Генрих Манн провидел Германию последнего десятилетия раньше и острее, чем мы все. Он показал ее, начиная с самых истоков, задолго до того, как она стала действительностью. И когда грянул великий ужас и все оказалось совсем иным, чем мы это себе представляли, когда во всем мире начались удивительные и страшные перемены и перевороты, многие из нас растерялись и поддались панике. Но Генриха Манна ничто не могло сбить с его позиций. Непоколебимо отстаивал он свои убеждения – убеждения великого сердца и острого ума.
История движется зигзагами, история идет кружными путями, у истории есть время. У человека времени меньше. И если он хочет прожить большую жизнь и оставить после себя большие произведения, он не может позволить себе делать много зигзагов. Генрих Манн всегда шел только прямым путем, единственным непрерывным путем воинствующего гуманизма.

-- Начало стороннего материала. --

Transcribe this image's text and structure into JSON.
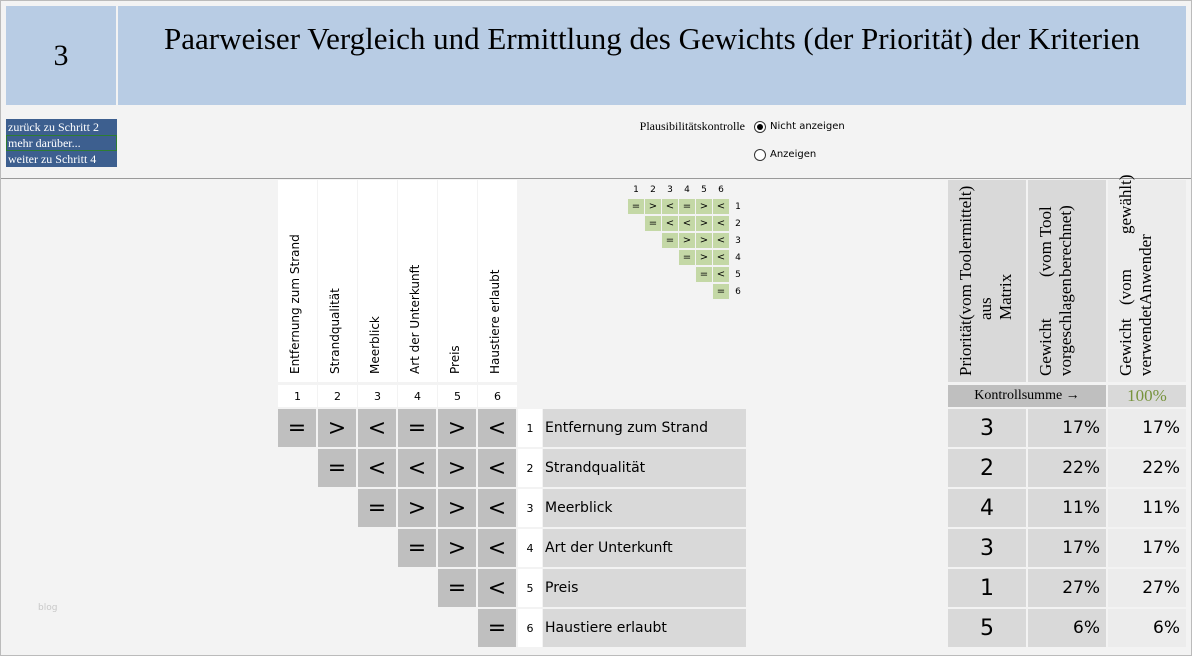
{
  "step": "3",
  "title": "Paarweiser Vergleich und Ermittlung des Gewichts (der Priorität) der Kriterien",
  "nav": [
    "zurück zu Schritt 2",
    "mehr darüber...",
    "weiter zu Schritt 4"
  ],
  "plausibility": {
    "label": "Plausibilitätskontrolle",
    "options": [
      "Nicht anzeigen",
      "Anzeigen"
    ],
    "selected": 0
  },
  "criteria": [
    {
      "number": "1",
      "label": "Entfernung zum Strand",
      "comparisons": [
        "=",
        ">",
        "<",
        "=",
        ">",
        "<"
      ],
      "priority": "3",
      "suggested": "17%",
      "used": "17%"
    },
    {
      "number": "2",
      "label": "Strandqualität",
      "comparisons": [
        "=",
        "<",
        "<",
        ">",
        "<"
      ],
      "priority": "2",
      "suggested": "22%",
      "used": "22%"
    },
    {
      "number": "3",
      "label": "Meerblick",
      "comparisons": [
        "=",
        ">",
        ">",
        "<"
      ],
      "priority": "4",
      "suggested": "11%",
      "used": "11%"
    },
    {
      "number": "4",
      "label": "Art der Unterkunft",
      "comparisons": [
        "=",
        ">",
        "<"
      ],
      "priority": "3",
      "suggested": "17%",
      "used": "17%"
    },
    {
      "number": "5",
      "label": "Preis",
      "comparisons": [
        "=",
        "<"
      ],
      "priority": "1",
      "suggested": "27%",
      "used": "27%"
    },
    {
      "number": "6",
      "label": "Haustiere erlaubt",
      "comparisons": [
        "="
      ],
      "priority": "5",
      "suggested": "6%",
      "used": "6%"
    }
  ],
  "result_headers": [
    [
      "Priorität",
      "(vom Tool aus Matrix",
      "ermittelt)"
    ],
    [
      "Gewicht vorgeschlagen",
      "(vom Tool berechnet)"
    ],
    [
      "Gewicht verwendet",
      "(vom Anwender",
      "gewählt)"
    ]
  ],
  "checksum": {
    "label": "Kontrollsumme →",
    "value": "100%"
  },
  "watermark": "blog"
}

Мы все слыхали и читали его великолепные, пылающие ненавистью речи, в которых он высмеивал варварство, обвинял его и клеймил в назидание будущим поколениям. Мы часто издеваемся над тем, как ничтожно влияние литературы; с особым удовольствием этим занимаются сами писатели. Я полагаю, что «литература» Генриха Манна оказала влияние, которое будет оценено и ценимо историей. Не случайно в решающие годы именно он подвергался самым ожесточенным нападкам и в фашистской прессе, и в печати Виши. Я и сейчас еще с горькой усмешкой вспоминаю об одной статье в вишийской печати, в которой на нас, эмигрантов, возлагалась главная вина за поражение Франции, и первое место в этой статье отводилось Генриху Манну, этому vieux coquin[134]. Так что, по крайней мере, нацисты и французские фашисты чрезвычайно высоко оценили деятельность Генриха Манна и его влияние.

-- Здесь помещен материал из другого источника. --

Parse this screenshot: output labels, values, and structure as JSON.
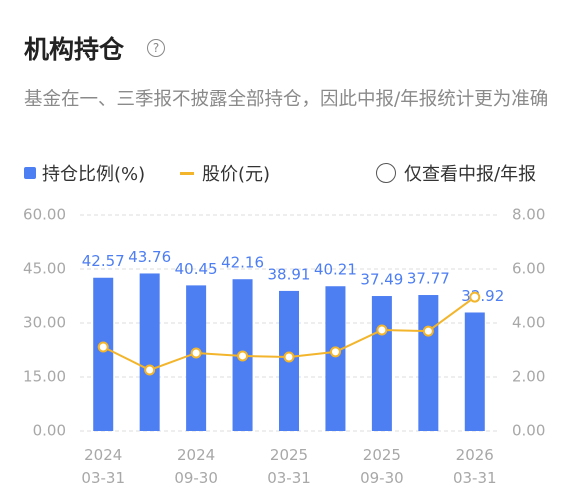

Не надо, однако, думать, что Генрих Манн использовал годы изгнания только затем, чтобы показать все скверное и пагубное, чем было чревато его время. Наоборот, всем звериным мордам «фюреров», обступивших нас со всех сторон, он противопоставил образ подлинного вождя. Генрих Манн проявил себя как писатель, чья душа полна не только великой ненависти, но и великим благоговением и любовью. В своем мощном и широком романе-гобелене он, со всей искренностью большого сердца и со всей силой выдающегося ума, воссоздал жизнь и деяния настоящего вождя, создал для нас и для наших потомков образ мужа, Генриха Четвертого, короля Франции. И еще в том же большом романе он изобразил и историю любви, самую сильную и самую прекрасную из всех, написанных немецкими писателями нашего столетия. Это история романтической и реалистической любви Генриха Четвертого к Габриэли д'Эстре.